Doris Mills, 79, of Mission, B.C., said the conference was “a real triumph for Anglicanism. It’s God’s church and He won’t let it go where He doesn’t want it to go.”

Ms. Mills, who sat through plenary sessions on the seat of her walker, and also attended workshops on medical ethics and on prayer, added that she dislikes intolerance. “A closed mind is intellectual suicide,” she said with a smile. Asked about comments made from the podium on same-sex unions, Ms. Mills said, “I’m not vicious about it. I don’t condone the sin, but I can still love the sinner. I think the blessings are very personal, between Christ and the persons involved. I don’t feel I have the right to judge.”

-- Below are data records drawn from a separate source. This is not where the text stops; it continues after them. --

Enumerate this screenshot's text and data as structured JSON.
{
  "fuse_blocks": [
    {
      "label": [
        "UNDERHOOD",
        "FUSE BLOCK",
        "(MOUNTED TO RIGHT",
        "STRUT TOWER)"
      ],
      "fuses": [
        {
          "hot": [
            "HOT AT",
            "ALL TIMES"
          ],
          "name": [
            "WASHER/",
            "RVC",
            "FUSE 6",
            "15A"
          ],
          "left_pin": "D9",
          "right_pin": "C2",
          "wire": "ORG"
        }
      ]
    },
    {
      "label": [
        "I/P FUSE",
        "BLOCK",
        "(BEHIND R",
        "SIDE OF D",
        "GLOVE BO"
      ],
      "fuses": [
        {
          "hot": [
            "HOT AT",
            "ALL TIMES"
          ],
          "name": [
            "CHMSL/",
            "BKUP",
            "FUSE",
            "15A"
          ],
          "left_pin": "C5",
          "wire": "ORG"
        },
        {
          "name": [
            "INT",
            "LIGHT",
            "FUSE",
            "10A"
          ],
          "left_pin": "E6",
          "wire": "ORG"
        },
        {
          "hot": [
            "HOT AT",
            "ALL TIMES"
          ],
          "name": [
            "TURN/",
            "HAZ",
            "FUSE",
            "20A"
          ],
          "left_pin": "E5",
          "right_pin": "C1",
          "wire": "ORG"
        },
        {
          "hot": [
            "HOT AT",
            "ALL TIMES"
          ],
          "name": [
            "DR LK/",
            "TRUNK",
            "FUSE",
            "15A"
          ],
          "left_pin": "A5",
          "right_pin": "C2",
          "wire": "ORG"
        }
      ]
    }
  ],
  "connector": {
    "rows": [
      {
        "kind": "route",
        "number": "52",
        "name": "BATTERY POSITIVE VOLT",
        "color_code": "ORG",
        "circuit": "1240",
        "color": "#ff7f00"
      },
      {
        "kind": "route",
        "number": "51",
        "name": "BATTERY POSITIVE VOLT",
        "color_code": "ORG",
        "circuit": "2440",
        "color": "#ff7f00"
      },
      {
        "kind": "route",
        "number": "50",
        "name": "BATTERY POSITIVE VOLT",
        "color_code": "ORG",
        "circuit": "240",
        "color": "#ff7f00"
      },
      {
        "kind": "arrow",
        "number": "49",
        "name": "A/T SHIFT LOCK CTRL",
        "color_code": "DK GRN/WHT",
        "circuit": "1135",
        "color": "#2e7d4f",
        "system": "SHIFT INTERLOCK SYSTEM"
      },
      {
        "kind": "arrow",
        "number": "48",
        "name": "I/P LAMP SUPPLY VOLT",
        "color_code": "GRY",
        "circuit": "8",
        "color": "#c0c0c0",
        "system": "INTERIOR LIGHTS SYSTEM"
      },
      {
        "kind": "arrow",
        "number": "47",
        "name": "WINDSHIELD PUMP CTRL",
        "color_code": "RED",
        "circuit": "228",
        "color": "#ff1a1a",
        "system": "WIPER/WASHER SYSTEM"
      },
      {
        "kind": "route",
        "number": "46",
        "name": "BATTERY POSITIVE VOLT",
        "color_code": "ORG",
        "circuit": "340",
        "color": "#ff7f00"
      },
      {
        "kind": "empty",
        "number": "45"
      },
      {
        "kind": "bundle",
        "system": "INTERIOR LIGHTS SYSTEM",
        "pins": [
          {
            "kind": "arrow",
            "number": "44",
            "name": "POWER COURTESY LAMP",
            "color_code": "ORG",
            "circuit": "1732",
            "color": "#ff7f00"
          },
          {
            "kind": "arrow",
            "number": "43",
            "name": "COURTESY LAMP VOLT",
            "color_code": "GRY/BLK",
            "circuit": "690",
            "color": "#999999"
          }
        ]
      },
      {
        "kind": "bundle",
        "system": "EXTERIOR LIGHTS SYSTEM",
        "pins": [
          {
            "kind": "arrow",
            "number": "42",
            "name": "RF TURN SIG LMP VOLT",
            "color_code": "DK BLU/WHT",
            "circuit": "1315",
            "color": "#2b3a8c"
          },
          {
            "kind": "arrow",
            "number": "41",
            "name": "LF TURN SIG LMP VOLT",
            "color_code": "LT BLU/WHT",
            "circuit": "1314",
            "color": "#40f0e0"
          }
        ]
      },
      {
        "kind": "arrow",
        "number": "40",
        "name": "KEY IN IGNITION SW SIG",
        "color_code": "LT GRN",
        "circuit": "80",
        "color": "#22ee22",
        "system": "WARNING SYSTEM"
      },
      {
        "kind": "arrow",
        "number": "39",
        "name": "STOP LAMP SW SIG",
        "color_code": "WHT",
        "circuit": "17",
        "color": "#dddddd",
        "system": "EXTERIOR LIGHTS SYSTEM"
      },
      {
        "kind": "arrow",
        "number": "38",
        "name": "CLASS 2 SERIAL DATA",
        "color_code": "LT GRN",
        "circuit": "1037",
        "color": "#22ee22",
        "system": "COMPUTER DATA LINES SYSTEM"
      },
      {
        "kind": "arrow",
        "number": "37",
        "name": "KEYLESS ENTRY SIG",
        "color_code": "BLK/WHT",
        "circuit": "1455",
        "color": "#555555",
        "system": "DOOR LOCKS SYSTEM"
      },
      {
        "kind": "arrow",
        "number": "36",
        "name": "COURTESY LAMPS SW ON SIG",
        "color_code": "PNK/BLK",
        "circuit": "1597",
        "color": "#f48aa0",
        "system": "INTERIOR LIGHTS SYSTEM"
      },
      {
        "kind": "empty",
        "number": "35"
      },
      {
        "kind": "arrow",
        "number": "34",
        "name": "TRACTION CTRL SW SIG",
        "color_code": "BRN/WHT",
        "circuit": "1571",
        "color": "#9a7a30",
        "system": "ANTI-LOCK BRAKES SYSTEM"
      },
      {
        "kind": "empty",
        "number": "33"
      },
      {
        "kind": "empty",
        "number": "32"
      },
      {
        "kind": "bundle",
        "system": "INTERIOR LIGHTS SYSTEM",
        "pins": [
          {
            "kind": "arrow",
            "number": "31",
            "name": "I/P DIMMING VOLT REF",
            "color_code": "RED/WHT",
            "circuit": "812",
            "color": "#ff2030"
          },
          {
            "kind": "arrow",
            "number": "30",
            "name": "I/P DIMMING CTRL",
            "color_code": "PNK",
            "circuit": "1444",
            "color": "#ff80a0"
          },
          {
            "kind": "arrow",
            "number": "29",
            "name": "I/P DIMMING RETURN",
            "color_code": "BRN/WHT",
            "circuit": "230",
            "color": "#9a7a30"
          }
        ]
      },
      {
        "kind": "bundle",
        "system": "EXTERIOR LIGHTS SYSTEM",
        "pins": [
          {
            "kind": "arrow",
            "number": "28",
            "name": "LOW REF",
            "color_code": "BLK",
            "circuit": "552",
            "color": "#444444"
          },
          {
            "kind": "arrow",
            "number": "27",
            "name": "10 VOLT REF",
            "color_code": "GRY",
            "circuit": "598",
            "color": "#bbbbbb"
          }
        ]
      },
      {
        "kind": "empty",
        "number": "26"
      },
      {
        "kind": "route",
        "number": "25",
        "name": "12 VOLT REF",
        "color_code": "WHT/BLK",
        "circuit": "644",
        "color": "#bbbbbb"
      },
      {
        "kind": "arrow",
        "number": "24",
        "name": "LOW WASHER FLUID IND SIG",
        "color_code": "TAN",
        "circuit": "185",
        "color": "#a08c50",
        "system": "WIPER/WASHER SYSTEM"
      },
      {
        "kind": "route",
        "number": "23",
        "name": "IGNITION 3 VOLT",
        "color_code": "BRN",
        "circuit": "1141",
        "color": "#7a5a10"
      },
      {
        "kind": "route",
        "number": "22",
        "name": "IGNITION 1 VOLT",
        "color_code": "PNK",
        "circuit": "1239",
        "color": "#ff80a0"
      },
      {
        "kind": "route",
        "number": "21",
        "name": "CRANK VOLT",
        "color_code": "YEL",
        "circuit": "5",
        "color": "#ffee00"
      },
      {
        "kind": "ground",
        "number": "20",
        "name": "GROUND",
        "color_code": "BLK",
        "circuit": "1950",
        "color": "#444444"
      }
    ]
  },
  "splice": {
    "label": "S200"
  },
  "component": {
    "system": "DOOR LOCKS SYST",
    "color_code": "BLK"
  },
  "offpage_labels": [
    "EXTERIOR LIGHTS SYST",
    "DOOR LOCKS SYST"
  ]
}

The conference had an abundance of news from the Third World. Bishop Josiah Idowu-Fearon riveted 1,000 people at a Sunday evening worship service at the university conference centre with stories of violence against Christians in his home country of Nigeria where Muslim Sharia law is practised in the north.

Conversion to Christianity, he said, is punishable by death.

At the end of the Sunday evening service, clergy from the diocese of New Westminster were invited to the front for a blessing by another keynote speaker, Archbishop Yong Ping Chung, of the Province of South Asia. The 26 men and women wrapped their arms around each other as they stood in a semicircle in front of the podium.